La délégation sénatoriale a pu constater l'excellent accueil fait concrètement aux Français. D'une manière générale, l'image de la France aux Emirats est excellente. Notre pays reste pour la Fédération, celui du Général de Gaulle et d'une politique arabe marquée par la justice, l'équilibre et le soutien à la légitime volonté d'indépendance des peuples arabes. La France est aussi pour nos amis émiriens une nation phare de la culture et de la haute technologie.

Ces liens d'amitié qui ont été significativement raffermis par la visite du Président de la République française aux Emirats les 15 et 16 décembre 1997, trouvent à se concrétiser en matière politique, économique et culturelle.

1 - D'ÉTROITES RELATIONS POLITIQUES

a/ L'amitié franco-émirienne

La France figure parmi les alliés privilégiés des Emirats Arabes Unis.
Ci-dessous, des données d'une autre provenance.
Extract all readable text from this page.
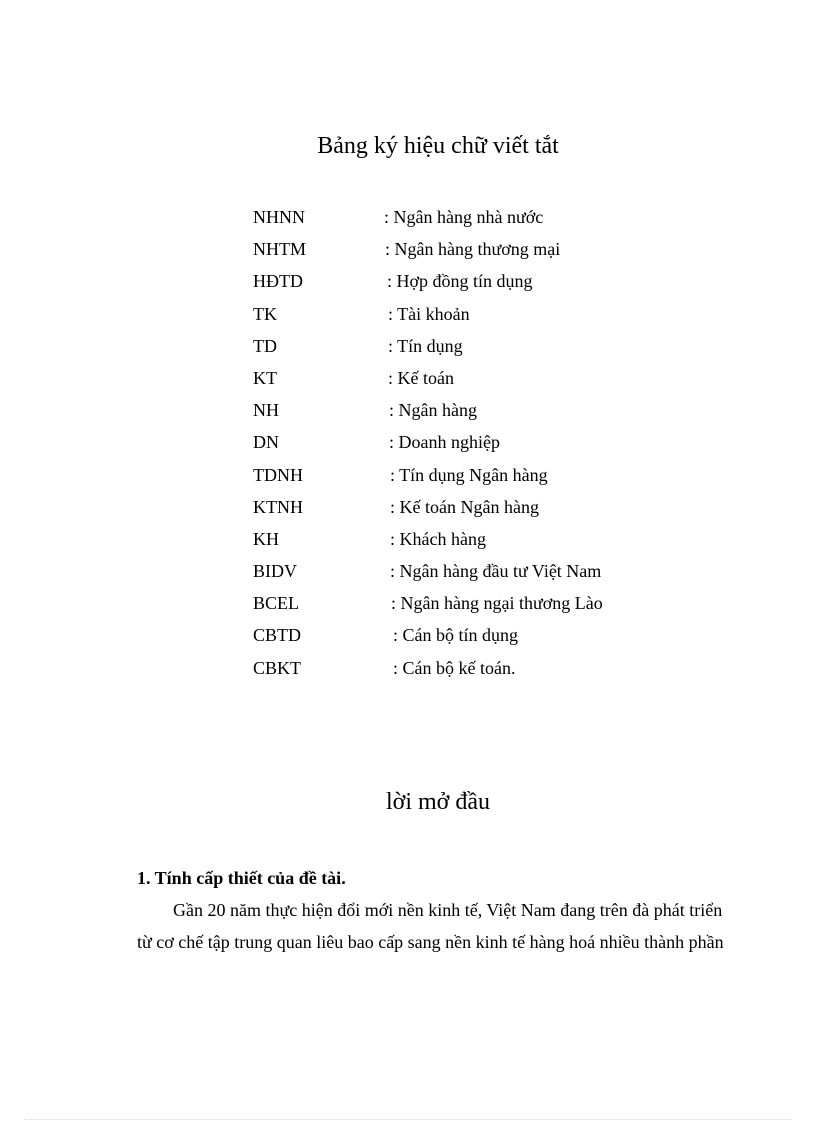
Bảng ký hiệu chữ viết tắt
NHNN	: Ngân hàng nhà nước
NHTM	: Ngân hàng thương mại
HĐTD	: Hợp đồng tín dụng
TK	: Tài khoản
TD	: Tín dụng
KT	: Kế toán
NH	: Ngân hàng
DN	: Doanh nghiệp
TDNH	: Tín dụng Ngân hàng
KTNH	: Kế toán Ngân hàng
KH	: Khách hàng
BIDV	: Ngân hàng đầu tư Việt Nam
BCEL	: Ngân hàng ngại thương Lào
CBTD	: Cán bộ tín dụng
CBKT	: Cán bộ kế toán.
lời mở đầu
1. Tính cấp thiết của đề tài.
Gần 20 năm thực hiện đổi mới nền kinh tế, Việt Nam đang trên đà phát triển
từ cơ chế tập trung quan liêu bao cấp sang nền kinh tế hàng hoá nhiều thành phần
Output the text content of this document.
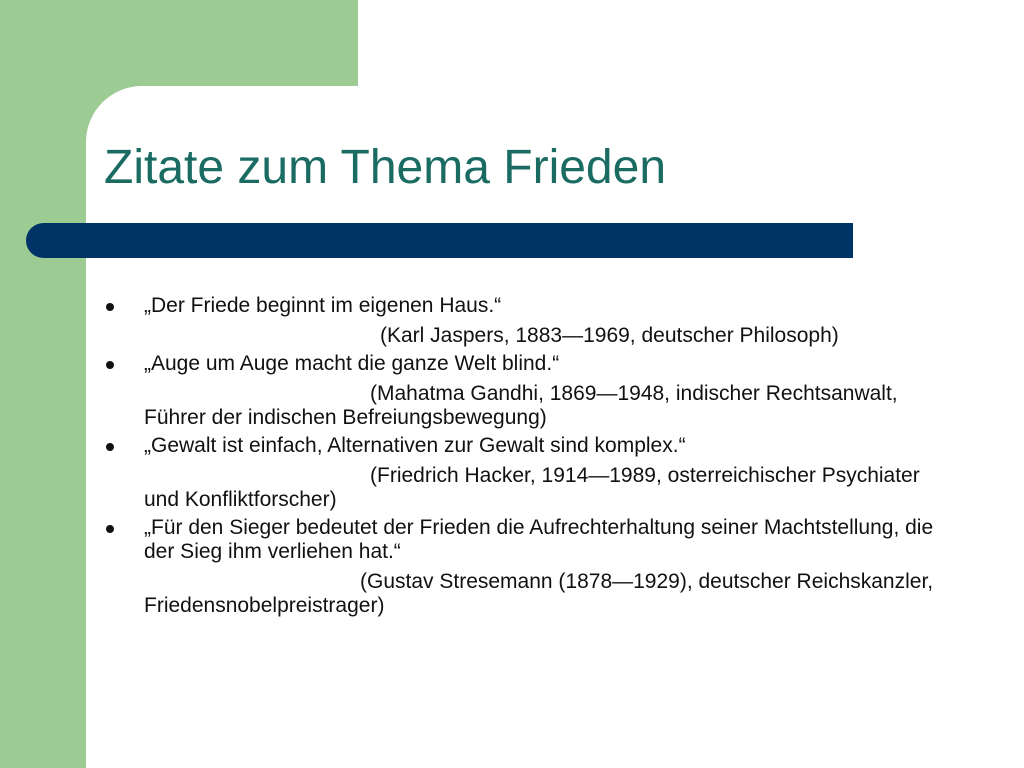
Zitate zum Thema Frieden
„Der Friede beginnt im eigenen Haus.“
(Karl Jaspers, 1883—1969, deutscher Philosoph)
„Auge um Auge macht die ganze Welt blind.“
(Mahatma Gandhi, 1869—1948, indischer Rechtsanwalt, Führer der indischen Befreiungsbewegung)
„Gewalt ist einfach, Alternativen zur Gewalt sind komplex.“
(Friedrich Hacker, 1914—1989, osterreichischer Psychiater und Konfliktforscher)
„Für den Sieger bedeutet der Frieden die Aufrechterhaltung seiner Machtstellung, die der Sieg ihm verliehen hat.“
(Gustav Stresemann (1878—1929), deutscher Reichskanzler, Friedensnobelpreistrager)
Ces liens ont été resserrés par la participation de notre pays à la guerre du Golfe. Par ailleurs, les Emiriens apprécient la politique internationale de la France respectueuse de l'indépendance et de la culture des nations. De surcroît, la France jour un rôle de contrepoids à l'omniprésence anglo-américaine dans la région. Enfin, il est incontestable que la qualité des relations politiques franco-émiriennes tient aussi à l'amitié qu'éprouvent les chefs d'Etat des deux pays.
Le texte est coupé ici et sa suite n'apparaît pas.